I don’t have a specific Tweet ratio or formula when hanging out on Twitter. I let them fly when the mood strikes and say what’s on my mind. I don’t compare linked to unlinked Tweets, though I try not to be spammy, and I don’t count other people’s links unless that’s all they Tweet out. I read lots of posts about how to Tweet and how to behave on Twitter. Personally, I don’t think there are any hard and fast rules, but, rather, proper etiquette to follow. Still, I wonder if I’m doing it wrong.
You see, I Tweet too much.
I wish the world a hearty good morning when I log on, and share details throughout my day. Yes, I’ll tell you what I’m doing for lunch but I’ll also share how I walked it off. I’ll divulge pearls of wisdom from my eight year old and discuss current affairs. I talk about what’s on TV and share details about my job. I link to blog posts – from me and from other bloggers – and upload images.

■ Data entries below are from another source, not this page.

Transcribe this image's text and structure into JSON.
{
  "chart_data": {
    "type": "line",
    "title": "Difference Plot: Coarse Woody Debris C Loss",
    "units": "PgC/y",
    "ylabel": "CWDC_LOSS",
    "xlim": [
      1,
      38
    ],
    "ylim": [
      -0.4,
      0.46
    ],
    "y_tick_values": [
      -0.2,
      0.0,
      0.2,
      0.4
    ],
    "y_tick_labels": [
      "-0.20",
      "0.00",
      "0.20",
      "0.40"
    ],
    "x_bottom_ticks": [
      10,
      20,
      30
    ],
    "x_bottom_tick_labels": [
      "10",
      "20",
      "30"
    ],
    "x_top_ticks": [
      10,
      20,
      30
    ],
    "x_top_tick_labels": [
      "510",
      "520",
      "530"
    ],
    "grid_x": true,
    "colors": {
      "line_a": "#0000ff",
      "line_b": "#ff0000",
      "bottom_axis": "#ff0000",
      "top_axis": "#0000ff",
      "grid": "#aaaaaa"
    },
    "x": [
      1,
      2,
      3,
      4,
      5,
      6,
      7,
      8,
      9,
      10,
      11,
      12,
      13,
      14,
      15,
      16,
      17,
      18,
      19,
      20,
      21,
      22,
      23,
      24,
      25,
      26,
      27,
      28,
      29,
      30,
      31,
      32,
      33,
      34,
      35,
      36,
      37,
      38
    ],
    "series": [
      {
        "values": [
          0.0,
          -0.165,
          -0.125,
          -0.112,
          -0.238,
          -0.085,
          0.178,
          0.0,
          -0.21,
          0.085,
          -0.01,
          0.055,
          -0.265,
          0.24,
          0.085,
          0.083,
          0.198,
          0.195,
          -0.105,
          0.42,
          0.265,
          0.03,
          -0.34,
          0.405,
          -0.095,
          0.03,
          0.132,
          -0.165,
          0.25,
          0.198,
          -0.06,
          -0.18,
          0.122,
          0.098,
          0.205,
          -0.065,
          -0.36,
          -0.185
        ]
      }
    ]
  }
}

Sometimes that’s a turn off.
Not for me. I’ll keep talking until the people are all gone, sort of like when I’m at a party. However, plenty of other people aren’t into seeing nothing but my incessant Tweets in their Twitter stream. I don’t know why this is, to be honest. I think I’m an excellent conversationalist. Still, on days that I’m especially prolific I find myself caught in the dust of my rapidly exiting followers. Being a chatterbox provides another useful skill: the ability to clear a room.

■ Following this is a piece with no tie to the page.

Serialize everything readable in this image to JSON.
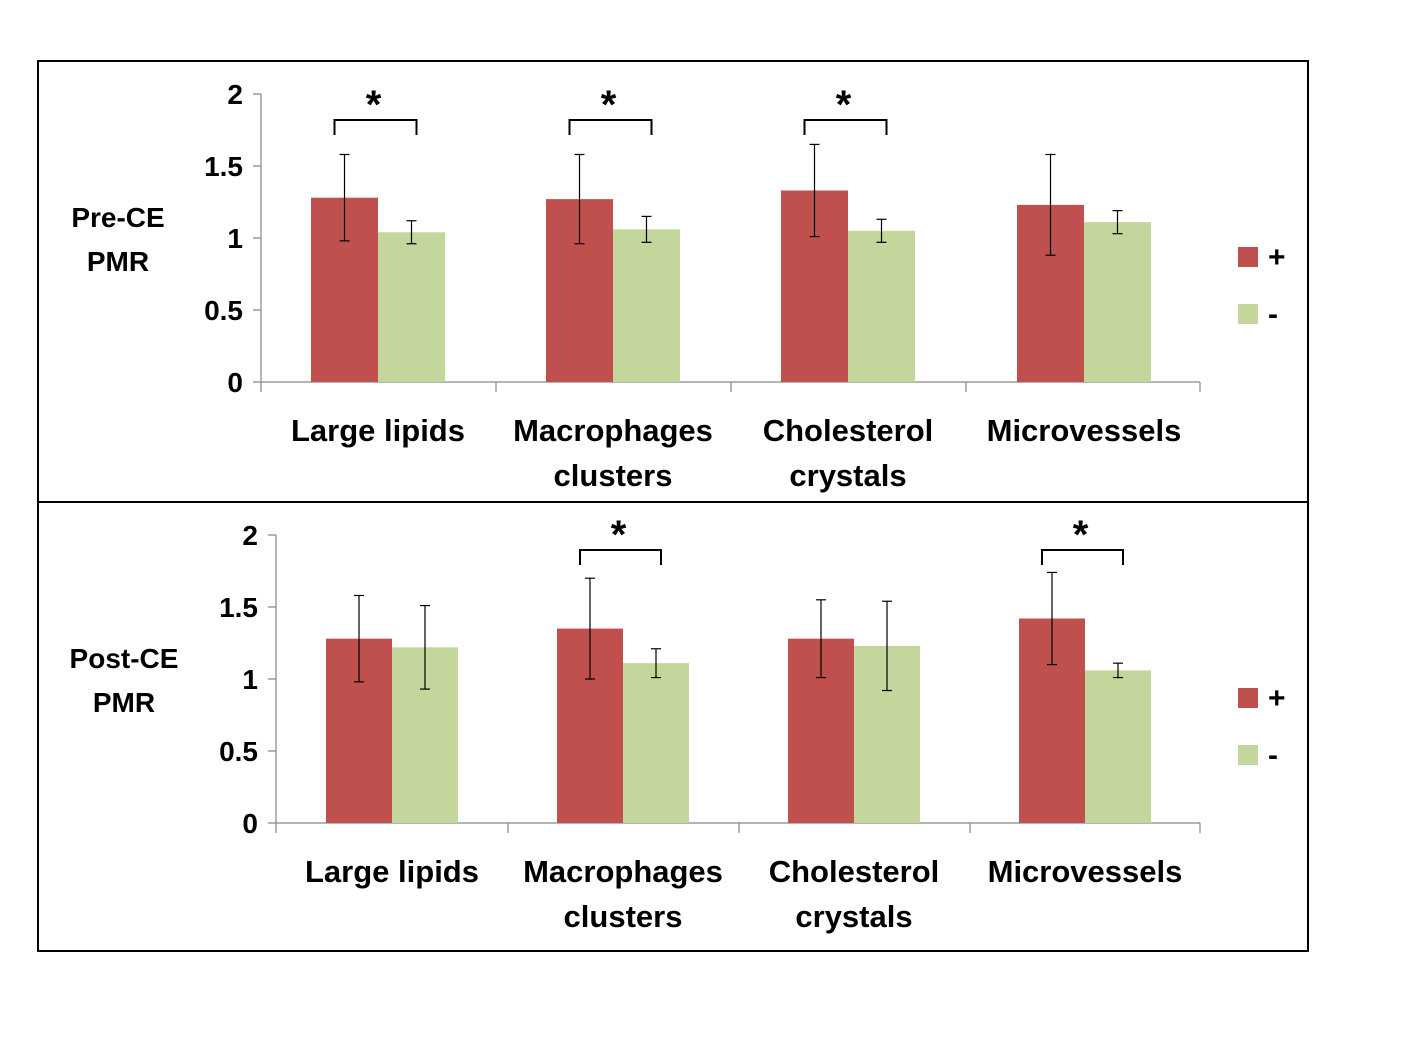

Every now and then I’ll ask if I’m Tweeting too much and receive just enough ego-pumping, “No way, your Tweets rock!” comments to keep me going, yet my follower count drops so fast I feel the breeze. I think of my Dad on these occasions. He used to tell me, “Your true friends will always be there for you.” Oh wait, he never said that, he used to say, “Deborah, you’re wearying me. Please stop talking.” Good times.
I studied the Tweeting habits of the Twitterers with mega-follows – I’m talking the 25,000+ crowd. Some of them Tweet nothing but links. Some of them don’t Tweet at all. Some of them Tweet all day and some of them only Vanity reTweet. No formula for success. No rules. No ratios.
Every now and then I’ll start to do a study on my Tweets and compare a prolific day to a low Tweet day. The problem is, I don’t have many low Tweet days at all. Even after I log off, I’m on my Droid, sharing pictures of the latest harvest or talking about what’s on the Kindle. It’s an addiction for sure, but it’s better than smoking.
If you are what you Tweet, I wonder what all this makes me?
On second thought, I don’t want to know.